Southeast Mississippi, Pine Belt & Gulf Coast
Southeast Mississippi is one of the most attractive parts of the state. This area includes the hub city of Hattiesburg, also known as the "pine belt" region, serving as the gateway to the Gulf Coast. Mississippi with an area of 125,443 square miles is the 32nd largest state in the United States and has 44 miles of coastline. The coastal area referred to as the Gulf Coast, borders the Gulf of Mexico along with these states, Texas, Louisiana, Alabama, and Florida. The Southeast Mississippi region offers a relaxed urban life-style in cities such as Biloxi, Gulfport, and Pascagoula for those seeking retirement. Other notable towns such as Ocean Springs, Bay St.Louis offer on-the-water communities while Picayune presents small-town and country living. Hattiesburg a cosmopolitan urban area located north of the Gulf Coast Region is also very popular for senior living. These areas offer the best of Mississippi in southern hospitality and charm.
Gulf Coast Climate
The Mississippi Gulf Coast area is desirable for its mild climate, fresh seafood, and white sandy beaches. The annual average temperature is 68 degrees. Annual average precipitation is 62 inches, which favors local azaleas, other tropical flowers, and vegetation. The Gulf Coast has a humid sub-tropical climate with warm Gulf coast breezes. Average summer temperature is 90 degrees Fahrenheit with a low of 70 degrees. Average winter temperature is 60 with and occasional low of 40. Mississippi Gulf Coast winters are short summers are long and warm. The mild Gulf coast climate provides for and ideal retirement choice for seniors.
History of the Area
French explorer Pierre LeMoyne d'lberville first explored The Mississippi Gulf Coast in 1699. Ft Maurepas was a small colony established by d'lberville on Biloxi Bay. Today this area is known as Ocean Springs. The Mississippi Gulf coast was also home to the Biloxi Indians. The Gulf Coast experienced rule not only by the French, but by the Spanish as well, noting its pre-civil war history. Southeast Mississippi is known for its rich soils, promoting early cotton plantation development. In its Pine Belt region, forestry also became an important commodity of the southeast Mississippi history The Gulf Coast is a premiere shipping location, and is the heart of petrochemical industry as well. See the Gulf Coast Directory below for specific local histories.
Gulf Coast Attractions
The Mississippi Gulf Coast offers a wide range of attractions amongst its early European and modern day towns, cities and seaside resorts. In its variety of attractions, residents and vacationers can enjoy antebellum homes, artist colonies, moss draped oaks, floating casinos, a full range of seaside and gulf coast adventures including boat tours and saltwater sport fishing. The 26-mile Gulf Coast offers signature golf courses, Gulf Islands National Seashore recreation, and some of the finest seafood restaurants in the south. Notable are the Mississippi Gulf Coast beaches, the picturesque beaches offer sugar white sands rippled by the gentle waves of the ocean. There are numerous pullovers for spectacular beach access, free beach chairs, boardwalks, water adventures, picnic sites, waterfowl viewing etc. For more information on attractions in the region see Gulf Coast Directory below and be sure to see local link(s).
Gulf Coast Directory
The Gulf Coast Seniors Resource Guide & Internet Directory indexes senior housing, senior support services, and professional senior-oriented businesses for the counties of George, Jackson, Hancock, Harrison, Pearl River, and Stone. The larger cities of this area include Biloxi, Gulfport, Hattiesburg, and Pascagoula. Other smaller cities include Bay St. Louis, Ocean Springs, and Picayune.

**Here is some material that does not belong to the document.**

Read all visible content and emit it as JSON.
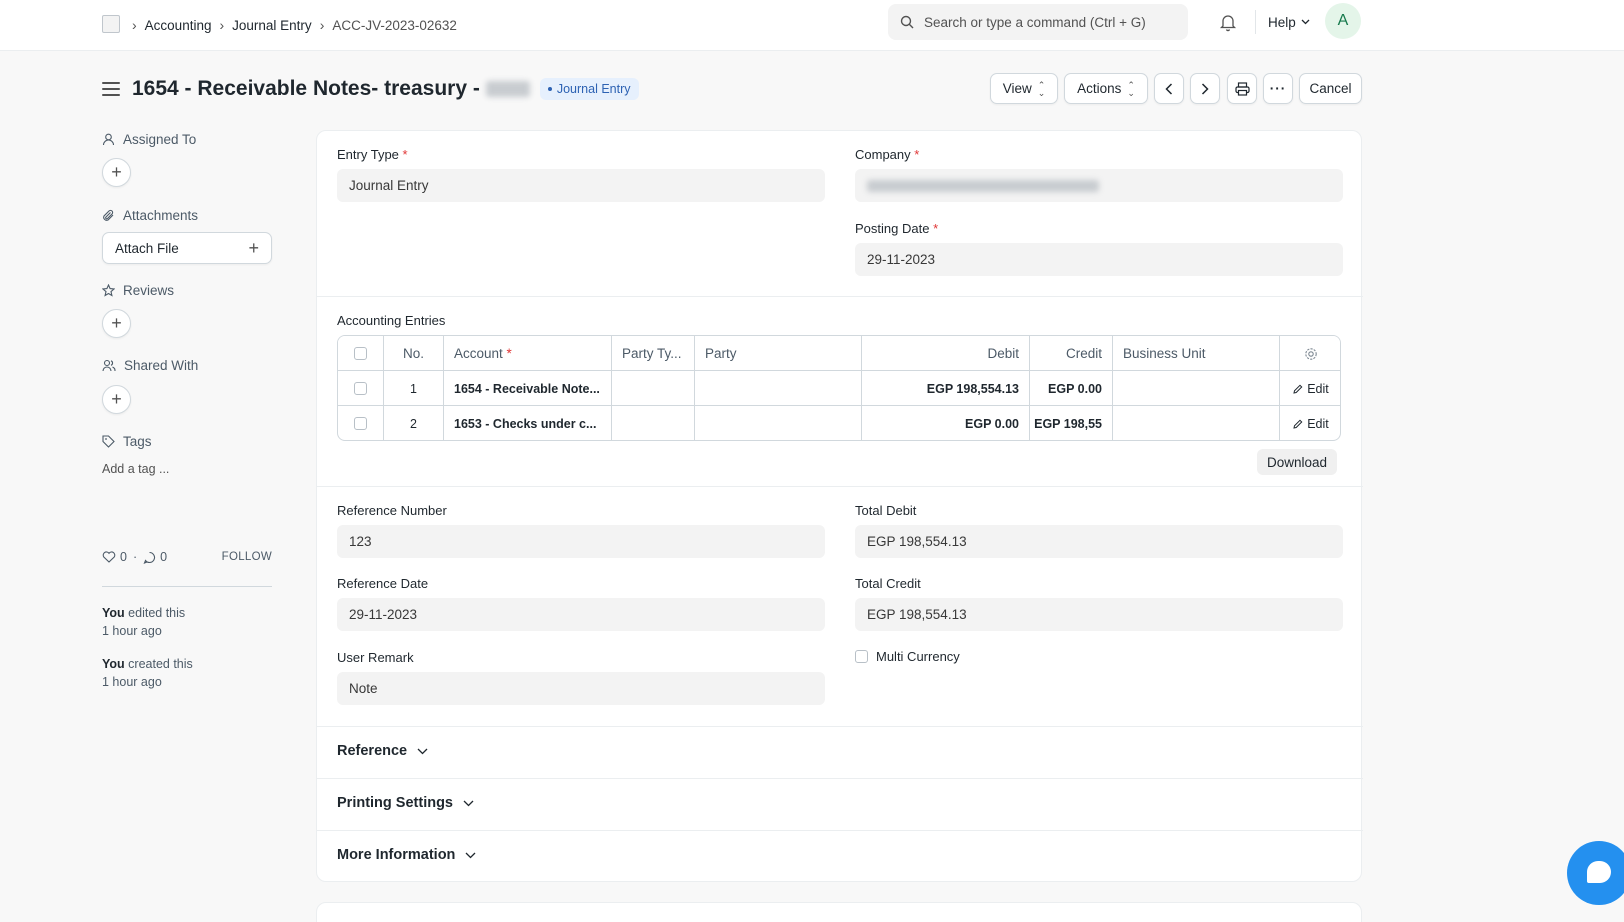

Listed below is information on the prominent cities of the Gulf Coast Region:
Biloxi – Located in Harrison County, Mississippi with a population of 50,644. Biloxi is an American Indian word for "first people." Biloxi presents itself, as a distinct community welcoming its residents into its old world charm and resort city. Biloxi history began in 1699 as the first capital of the Louisiana Territory. Today Biloxi invites you to its white sandy beaches, championship golf courses, deep-sea fishing, tours of pre-civil war homes, art galleries, antiques shops, the Old Lighthouse circa 1847, and floating casinos. Biloxi's gains its rich culture, based on governances by countries such as France, Spain, and Great Britain. The West Florida Republic as well as the United States Confederacy also governed Biloxi at one time. Biloxi is an angler's paradise offering the finest sports fishing in the area. During fishing seasons the waters around Biloxi known as The Fertile Fisheries Crescent, according to biologists provides a boon of fish varieties for all fishing enthusiasts. The Keesler Air Force Base is located in Biloxi, home of the 81st Training Wing of the U.S. Air Force.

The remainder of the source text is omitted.